Amid the uncertainty of the Dell and EMC merger this fall and what it means for customers, there’s one for whom things are working out quite nicely.
Revionics, a producer of price optimization software in Austin, Texas, turned to Dell partner Nexenta to lower its storage costs and gain more flexibility in the management of its data. Dell outfitted Revionics with Nexenta’s software-defined storage system, NexentaStor 4.0. And because Revionics is also completely virtualized via VMware technology, Revionics now has a one-stop shop in Dell for all its IT infrastructure needs.
“From top to bottom, the blades, servers and the storage—not only the hardware, but we buy the license for Nexenta through Dell,” said Sunny Nair, vice president of IT for Revionics. “We deal with one company, one representative instead of dealing with six different vendors.”
But even before the EMC merger was but a twinkle in the eye of Michael Dell, Revionics was busy re-architecting its storage layer around Nexenta.
Many of Revionics’ customers are online retailers or omnichannel retailers in North America and Europe. The company offers real-time pricing recommendations via its “secret sauce” of predictive analytics and machine learning algorithms, officials said.
Some customers are looking more for what Revionics calls “responsive” pricing, which is achieved by monitoring competitors’ price updates and changes in customer shopping behaviors. In all, Revionics monitors 18 million products across 62,000 retail sites and locations, which can present challenges for data management and storage.
The price updates come in the form of recommendations to Revionics customers and all prices are subject to a scenario analysis that helps them understand what the impact on sales, margins and units will be if they implement a certain price change.
Storage Sprawl
Enter Nexenta. Revionics had been managing a hodgepodge of storage servers and platforms from Dell EqualLogic, Hitachi and IBM. Not only was this setup costly, it also was difficult to manage with respect to customer data needs and service level agreements, said Nair.

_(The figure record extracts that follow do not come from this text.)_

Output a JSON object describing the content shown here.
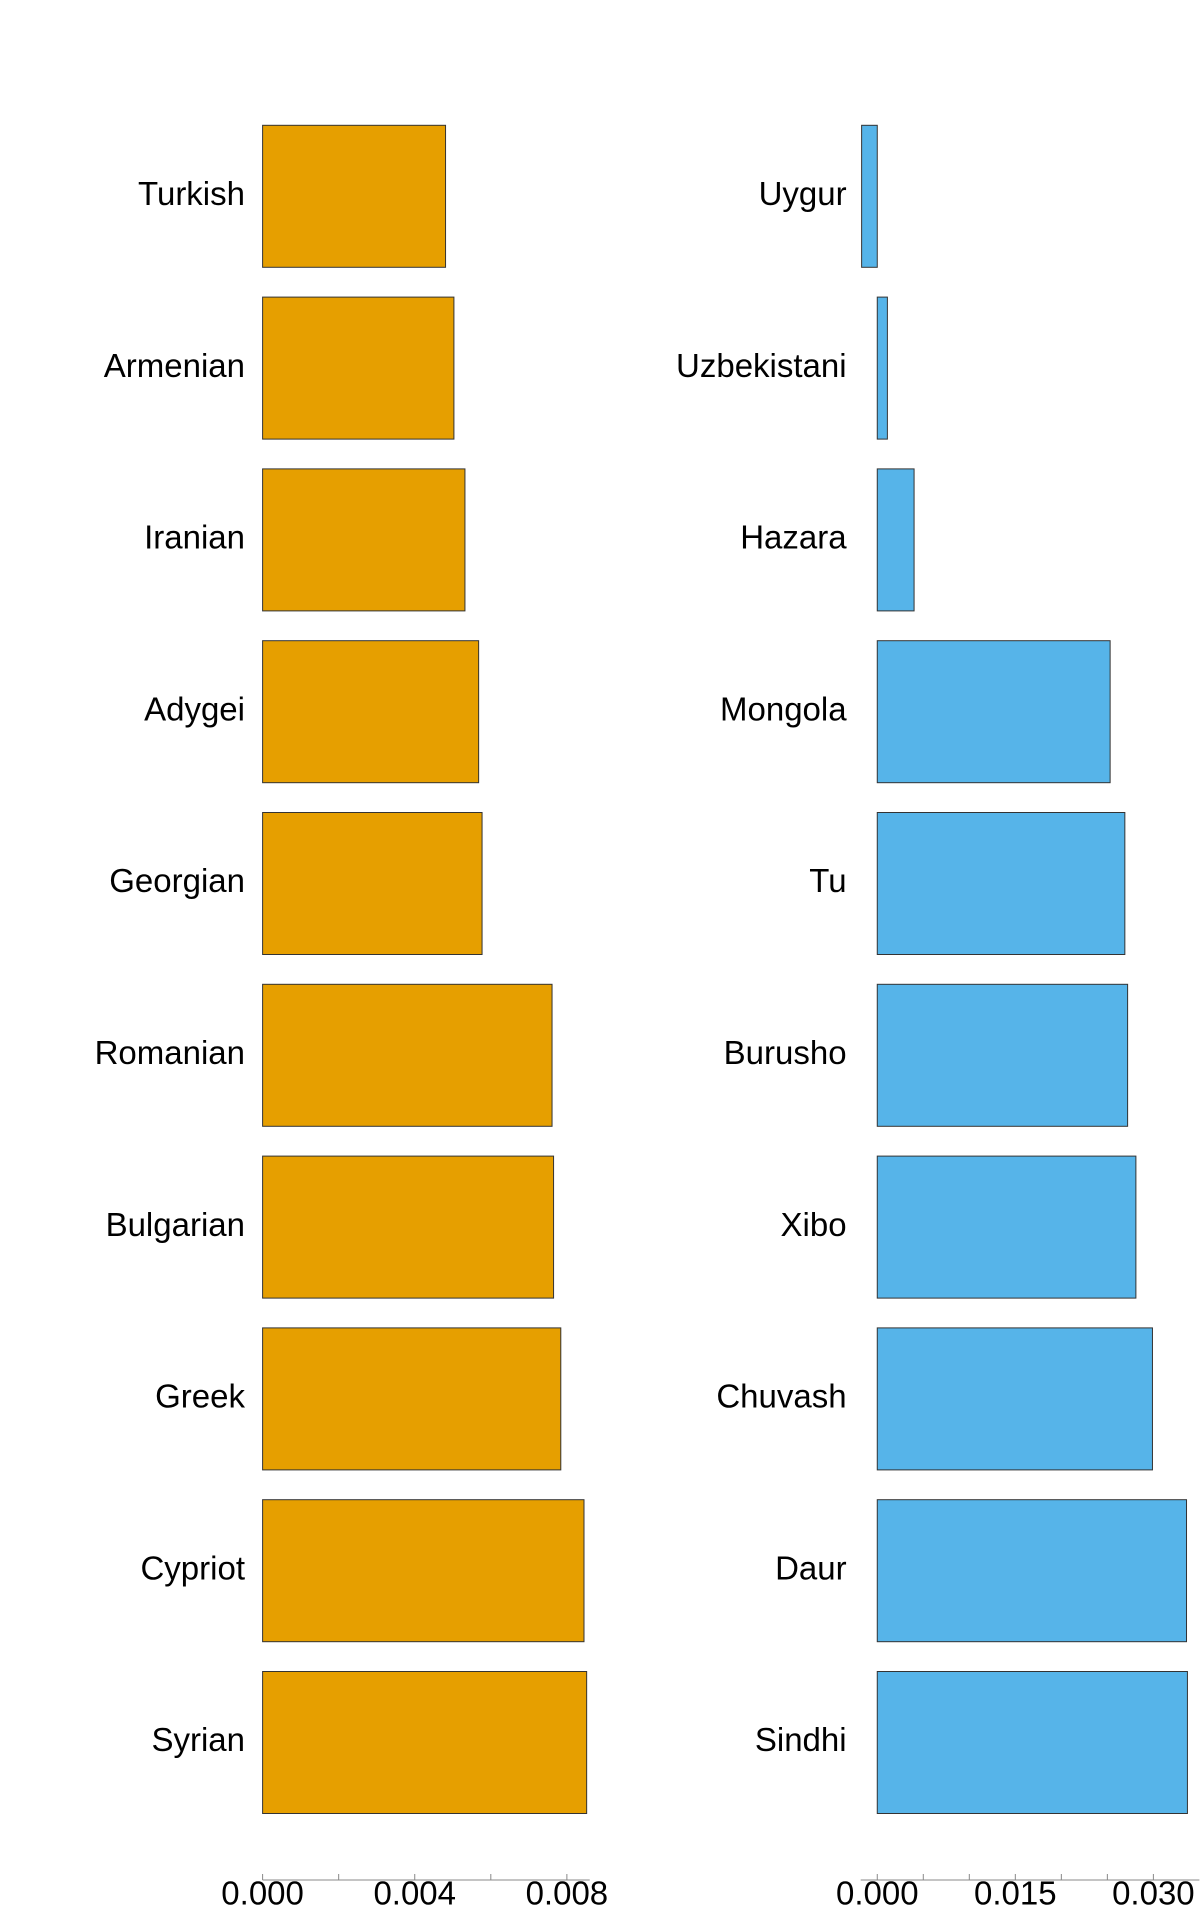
{
  "chart_data": [
    {
      "type": "barh",
      "color": "#e69f00",
      "categories": [
        "Turkish",
        "Armenian",
        "Iranian",
        "Adygei",
        "Georgian",
        "Romanian",
        "Bulgarian",
        "Greek",
        "Cypriot",
        "Syrian"
      ],
      "values": [
        0.00481,
        0.00503,
        0.00532,
        0.00568,
        0.00577,
        0.00761,
        0.00765,
        0.00784,
        0.00845,
        0.00852
      ],
      "xlim": [
        0,
        0.0086
      ],
      "xticks": [
        {
          "value": 0,
          "label": "0.000"
        },
        {
          "value": 0.004,
          "label": "0.004"
        },
        {
          "value": 0.008,
          "label": "0.008"
        }
      ],
      "xminorticks": [
        0.002,
        0.006
      ]
    },
    {
      "type": "barh",
      "color": "#56b4e9",
      "categories": [
        "Uygur",
        "Uzbekistani",
        "Hazara",
        "Mongola",
        "Tu",
        "Burusho",
        "Xibo",
        "Chuvash",
        "Daur",
        "Sindhi"
      ],
      "values": [
        -0.0017,
        0.0011,
        0.004,
        0.0253,
        0.0269,
        0.0272,
        0.0281,
        0.0299,
        0.0336,
        0.0337
      ],
      "xlim": [
        -0.0018,
        0.035
      ],
      "xticks": [
        {
          "value": 0,
          "label": "0.000"
        },
        {
          "value": 0.015,
          "label": "0.015"
        },
        {
          "value": 0.03,
          "label": "0.030"
        }
      ],
      "xminorticks": [
        0.005,
        0.01,
        0.02,
        0.025
      ]
    }
  ]
}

Nexenta’s storage management software is based on ZFS, the file system that was part of Sun Microsystems’ OpenSolaris, which was open-sourced after Oracle bought Sun in 2010. Nexenta was formed to shepherd the project and productized the Nexenta OS, which supplies file and block (SAN) and object storage services for JBOD (Just a Bunch of Disks) hardware. Nexenta also partners with Lenovo, Fujitsu, HPE and Super Micro, among others.
Now “Nexenta forms our underlying storage layer,” said Nair. This includes “the applications as well as the database servers. Virtually all aspects, from our compute grid to our Mongo clusters use the Nexenta storage.”
Revionics has about a petabyte of storage, of which 400TB is on Nexenta-based Dell MD 3060 flash and hybrid boxes. The company plans to build out its newest data center on the east coast over the next year and convert the remaining storage to Nexenta.
Defining Storage
The Nexenta-based boxes supply all the IOPS (input/output operations per second) Revionics needs at the right price.